Предисловие
К читателям этой книги
Представляя вам публикацию странной рукописи капитана Картера, я хочу немного рассказать об этом примечательном человеке. Уверен, это будет интересно читателям.
Мое первое воспоминание о капитане Картере касается тех немногих месяцев, что он провел в доме моего отца в Виргинии, как раз перед началом Гражданской войны. Мне тогда было около пяти лет от роду, однако я хорошо помню этого высокого, смуглого, атлетически сложенного мужчину, которого я называл дядей Джеком.
Казалось, капитан постоянно улыбался; он принимал участие в подвижных детских играх с той же дружеской сердечностью, какую являл и в светских развлечениях дам и кавалеров его возраста; порой он мог битый час просидеть с моей старой бабушкой, потчуя ее историями о своих странных, необыкновенных приключениях в разных частях света. Мы все любили его, а наши рабы поклонялись земле, по которой он ходил.
Он представлял собой образец мужественности – при росте шесть футов и два дюйма Картер был широк в плечах, узок в бедрах и мог похвастать осанкой тренированного человека. Черты его лица отличались правильностью, он всегда был чисто выбрит и коротко стриг свои черные волосы. В его серых, стального оттенка, глазах отражалась сильная и прямая натура, полная огня и энергии. Его манеры были безупречны, а учтивость соответствовала представлениям о джентльмене-южанине высшего класса.
Его искусство верховой езды вызывало восторг и восхищение даже в этом краю великолепных наездников. Я частенько слышал, как мой отец предостерегал дядю Джека насчет его рискованной и беспечной манеры держаться в седле, но тот лишь смеялся в ответ и говорил, что еще не родилась лошадь, способная его сбросить.

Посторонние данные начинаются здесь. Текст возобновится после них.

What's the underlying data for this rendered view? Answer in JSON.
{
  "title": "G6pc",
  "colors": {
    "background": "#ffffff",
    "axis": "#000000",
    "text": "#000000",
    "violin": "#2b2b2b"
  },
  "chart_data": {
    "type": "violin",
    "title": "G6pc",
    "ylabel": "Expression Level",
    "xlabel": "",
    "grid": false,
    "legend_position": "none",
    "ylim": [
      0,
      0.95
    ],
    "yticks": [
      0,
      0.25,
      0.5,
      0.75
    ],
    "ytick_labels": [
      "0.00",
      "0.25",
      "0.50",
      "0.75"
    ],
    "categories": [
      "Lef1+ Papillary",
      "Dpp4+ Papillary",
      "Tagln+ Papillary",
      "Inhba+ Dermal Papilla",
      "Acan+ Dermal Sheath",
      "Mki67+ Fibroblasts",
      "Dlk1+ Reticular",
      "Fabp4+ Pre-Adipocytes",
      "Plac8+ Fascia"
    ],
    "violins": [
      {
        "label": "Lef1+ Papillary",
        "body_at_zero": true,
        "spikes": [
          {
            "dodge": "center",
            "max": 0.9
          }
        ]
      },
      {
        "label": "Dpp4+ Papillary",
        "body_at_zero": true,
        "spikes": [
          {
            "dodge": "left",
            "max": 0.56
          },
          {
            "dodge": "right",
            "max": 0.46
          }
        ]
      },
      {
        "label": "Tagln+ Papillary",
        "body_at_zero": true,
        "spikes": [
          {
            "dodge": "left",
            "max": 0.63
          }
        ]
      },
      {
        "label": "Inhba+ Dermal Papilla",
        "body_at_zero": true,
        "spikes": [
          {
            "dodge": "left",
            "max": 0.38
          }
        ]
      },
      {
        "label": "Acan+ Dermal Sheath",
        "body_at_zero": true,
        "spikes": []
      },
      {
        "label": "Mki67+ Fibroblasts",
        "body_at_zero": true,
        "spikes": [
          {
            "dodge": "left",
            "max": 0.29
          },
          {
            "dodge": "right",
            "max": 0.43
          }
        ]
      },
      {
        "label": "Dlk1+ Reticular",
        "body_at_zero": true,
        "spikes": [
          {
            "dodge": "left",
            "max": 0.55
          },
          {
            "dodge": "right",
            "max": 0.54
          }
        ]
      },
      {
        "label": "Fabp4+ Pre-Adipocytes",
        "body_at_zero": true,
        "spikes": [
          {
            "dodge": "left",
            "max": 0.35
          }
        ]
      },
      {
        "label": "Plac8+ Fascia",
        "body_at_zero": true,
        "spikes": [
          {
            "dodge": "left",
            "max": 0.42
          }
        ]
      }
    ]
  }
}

Как только разразилась война, он уехал, и я не видел его около пятнадцати лет. Когда же он вернулся, без предупреждения, я был весьма удивлен тем, что он совершенно не постарел и внешне никак не изменился. На людях он выглядел тем же искренним и счастливым человеком, которого мы знали прежде. Но я замечал, как он сидит часами в одиночестве, глядя в небеса, и на его лице появляется выражение страстной тоски и отчаяния; и вечером и ночью можно было застать его за этим странным занятием, но причины такого поведения я не знал, пока не прочел спустя годы его рукопись.
Он рассказывал нам, что некоторое время после войны занимался горным делом в Аризоне и был весьма успешен в разведке полезных ископаемых. Слова капитана подтверждались неограниченными средствами, имевшимися в его распоряжении. Что же касалось подробностей его жизни в те годы, он в них не вдавался, то есть вообще об этом не упоминал.
Картер пробыл у нас около года, а потом уехал в Нью-Йорк, где приобрел небольшое поместье на Гудзоне. Я раз в год навещал его, когда мне приходилось бывать в Нью-Йорке по торговым делам, – мы с отцом в то время владели и управляли сетью универсальных магазинов по всей Виргинии. У капитана Картера был небольшой, но очень красивый дом, стоявший над обрывом у реки, и во время одного из моих последних визитов, зимой 1885 года, я отметил, что капитан много пишет; как я теперь предполагаю, он работал как раз над этой рукописью.
В тот раз Картер попросил меня позаботиться о поместье, если с ним что-нибудь случится, и отдал мне ключи от сейфа, стоявшего в кабинете. Он пояснил, что там находится его волеизъявление, а также некоторые инструкции, которым я должен буду следовать в точности, в чем он и заставил меня поклясться.
Перед тем как улечься в постель, я увидел в окно, что он стоит в лунном свете на краю крутого берега, спускавшегося к Гудзону, и протягивает руки к небесам, словно просит о чем-то. Тогда я подумал, что он молится, хотя никогда не замечал, чтобы капитан был религиозным человеком в строгом смысле этого слова.
Несколько месяцев спустя после моего возвращения домой, кажется, первого марта 1886 года, я получил телеграмму, в которой капитан просил меня немедленно приехать. Он хорошо относился ко всем молодым членам семьи Картер, но именно я был его любимцем. Надо ли удивляться, что я поспешил выполнить его просьбу.